Marta Collot: Cinque anni dopo lo sgombero di via Irnerio, sempre dalla parte del diritto all’abitare
Ieri sono stata con le compagne e i compagni in Tribunale per testimoniare sullo sgombero dell’occupazione di via Irnerio, il 3 maggio 2016, e della resistenza che durò tutto il giorno per aprire una trattativa con il Comune, che vide solo in tarda serata tutte le famiglie con una nuova soluzione.
Certo, abbiamo dovuto parlare dei fatti che vengono imputati ai compagni e alle compagne, di come la determinazione del presidio che si era formato permise di non disperderci anche dopo tre cariche partite a freddo dalla polizia, per cercare di allontanarci a manganellate e calci.
Ma abbiamo parlato anche di cosa è stata l’occupazione intitolata a Nelson Mandela, tre anni di organizzazione insieme alle famiglie occupanti, che insieme ad Asia-Usb avevano deciso di riaprire uno dei tanti edifici pubblici (proprietà del Sant’Orsola) abbandonati alla polvere, come era prima e come è tornato dopo, per aprire una grande vertenza politica sugli spazi vuoti e sulle case popolari che mancano.
Tre anni di occupazione di oltre venti nuclei familiari delle classi popolari, italiani e stranieri, nel pieno centro delle mura storiche della città, un pugno in un occhio per chi oggi come allora pubblicizza una città progressista ma pacificata dall’alto, senza conflitto.
Ed è in quegli anni che insieme ad altre giovani compagne e compagni ho iniziato a fare militanza a Bologna, nell’incontro tra lotta sociale e movimento studentesco che proprio dentro quell’occupazione si incontrarono, dando vita anche all’esperienza del Terzopiano e a una formazione politica che non si è dispersa con lo sgombero, ma ha saputo rilanciare nell’organizzazione e nelle lotte cittadine.
L’occupazione di Irnerio 13 era un tassello di un movimento che in quegli anni ha animato Bologna come altre città, in cui la lotta per la casa ha costruito diverse esperienze di recupero e riappropriazione di palazzi lasciati colpevolmente inutilizzati dal Comune.
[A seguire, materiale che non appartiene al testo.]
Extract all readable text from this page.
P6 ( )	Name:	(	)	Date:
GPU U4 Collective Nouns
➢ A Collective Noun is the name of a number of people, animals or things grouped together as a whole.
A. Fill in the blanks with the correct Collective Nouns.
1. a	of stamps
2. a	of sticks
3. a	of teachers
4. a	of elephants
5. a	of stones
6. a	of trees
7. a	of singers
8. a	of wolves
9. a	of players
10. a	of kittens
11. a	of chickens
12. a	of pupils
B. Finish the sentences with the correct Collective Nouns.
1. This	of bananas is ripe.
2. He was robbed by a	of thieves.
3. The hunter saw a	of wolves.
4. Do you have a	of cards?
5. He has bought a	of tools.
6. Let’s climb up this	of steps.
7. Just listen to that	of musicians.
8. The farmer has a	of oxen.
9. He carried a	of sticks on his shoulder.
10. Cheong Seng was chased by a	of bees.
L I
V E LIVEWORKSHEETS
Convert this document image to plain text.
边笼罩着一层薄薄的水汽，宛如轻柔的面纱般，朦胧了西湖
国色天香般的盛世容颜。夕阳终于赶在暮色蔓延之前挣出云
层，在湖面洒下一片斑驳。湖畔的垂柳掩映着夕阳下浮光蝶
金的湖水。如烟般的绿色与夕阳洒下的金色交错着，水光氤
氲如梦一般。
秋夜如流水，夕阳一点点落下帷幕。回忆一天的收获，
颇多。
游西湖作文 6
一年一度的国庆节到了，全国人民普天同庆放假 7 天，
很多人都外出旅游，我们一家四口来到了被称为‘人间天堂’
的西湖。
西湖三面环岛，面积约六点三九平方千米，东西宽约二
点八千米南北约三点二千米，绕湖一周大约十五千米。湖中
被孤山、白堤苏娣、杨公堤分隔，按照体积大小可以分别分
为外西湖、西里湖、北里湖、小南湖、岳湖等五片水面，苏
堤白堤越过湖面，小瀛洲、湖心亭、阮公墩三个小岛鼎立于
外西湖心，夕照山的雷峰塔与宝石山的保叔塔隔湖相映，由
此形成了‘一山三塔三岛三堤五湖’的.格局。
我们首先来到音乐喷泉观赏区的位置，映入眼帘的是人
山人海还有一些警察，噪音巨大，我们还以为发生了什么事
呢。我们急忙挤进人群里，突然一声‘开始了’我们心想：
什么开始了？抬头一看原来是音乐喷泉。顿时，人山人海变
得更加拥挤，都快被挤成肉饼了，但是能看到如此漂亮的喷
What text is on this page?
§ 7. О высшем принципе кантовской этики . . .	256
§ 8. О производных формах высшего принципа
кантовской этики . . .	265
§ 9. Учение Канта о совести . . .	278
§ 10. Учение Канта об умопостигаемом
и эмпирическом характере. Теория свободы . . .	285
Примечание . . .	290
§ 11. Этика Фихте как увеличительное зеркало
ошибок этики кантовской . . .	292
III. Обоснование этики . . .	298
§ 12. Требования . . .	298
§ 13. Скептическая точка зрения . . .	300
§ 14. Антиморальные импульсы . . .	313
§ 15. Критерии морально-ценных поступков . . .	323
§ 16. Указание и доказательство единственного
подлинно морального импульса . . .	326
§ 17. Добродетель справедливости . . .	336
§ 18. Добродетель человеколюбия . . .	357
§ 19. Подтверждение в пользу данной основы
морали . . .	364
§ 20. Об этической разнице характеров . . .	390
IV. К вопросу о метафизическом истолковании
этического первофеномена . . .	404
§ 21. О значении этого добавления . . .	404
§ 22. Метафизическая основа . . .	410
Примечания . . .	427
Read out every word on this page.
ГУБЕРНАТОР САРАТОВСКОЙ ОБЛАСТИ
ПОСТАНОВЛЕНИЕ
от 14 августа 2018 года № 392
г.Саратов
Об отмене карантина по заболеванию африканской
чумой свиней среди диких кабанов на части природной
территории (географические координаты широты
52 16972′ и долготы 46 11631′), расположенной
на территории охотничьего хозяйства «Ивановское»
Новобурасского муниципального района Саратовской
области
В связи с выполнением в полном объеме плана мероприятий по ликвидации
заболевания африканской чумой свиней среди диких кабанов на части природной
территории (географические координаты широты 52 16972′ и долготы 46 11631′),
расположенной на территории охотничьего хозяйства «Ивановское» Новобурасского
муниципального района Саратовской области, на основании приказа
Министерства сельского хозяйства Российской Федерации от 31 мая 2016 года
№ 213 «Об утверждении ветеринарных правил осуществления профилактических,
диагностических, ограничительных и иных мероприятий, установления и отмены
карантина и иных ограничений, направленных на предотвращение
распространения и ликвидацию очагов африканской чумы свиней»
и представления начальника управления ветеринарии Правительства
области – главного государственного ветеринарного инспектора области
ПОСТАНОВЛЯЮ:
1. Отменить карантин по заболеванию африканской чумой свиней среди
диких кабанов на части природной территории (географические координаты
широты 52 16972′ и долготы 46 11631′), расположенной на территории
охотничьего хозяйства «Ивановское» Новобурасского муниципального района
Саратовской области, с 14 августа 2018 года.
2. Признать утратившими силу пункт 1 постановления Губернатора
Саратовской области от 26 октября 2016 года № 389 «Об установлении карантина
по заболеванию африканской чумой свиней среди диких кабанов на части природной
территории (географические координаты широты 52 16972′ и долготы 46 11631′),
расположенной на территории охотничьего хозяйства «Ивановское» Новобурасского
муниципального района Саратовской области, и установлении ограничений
La risposta della giunta Merola, con le sue anime più o meno di sinistra, o con i suoi assessori riciclati candidati sindaco che ora fanno finta di non esserci mai stati, alla fine è stata quella che conosciamo: lo sgombero militare di tutte queste esperienze.
Soltanto la lotta e i momenti come la giornata del 3 maggio 2016 hanno portato ai risultati di garanzia sociale minimi per le famiglie.
Con lo sgombero di Irnerio e delle altre occupazioni abitative non si è certo arrestata la lotta per la casa. Due giorni fa sempre con Asia-Usb abbiamo impedito lo sgombero di una famiglia, a cui come al solito l’unica proposta che veniva fatta era una settimana in albergo, ma solo per la madre e il figlio. E come al solito, la responsabilità non è mai di nessuno, e continua a essere impallata tra servizi sociali, ufficiale giudiziario e Acer.
Dopo un anno e mezzo di pandemia, il Governo ha deciso che si può tornare a licenziare e sfrattare, ovviamente contemporaneamente visto che le due cose vanno di pari passo, e chi perde il lavoro non può più permettersi l’affitto. Per questo oggi si apre un nuovo capitolo nella lotta per il diritto all’abitare.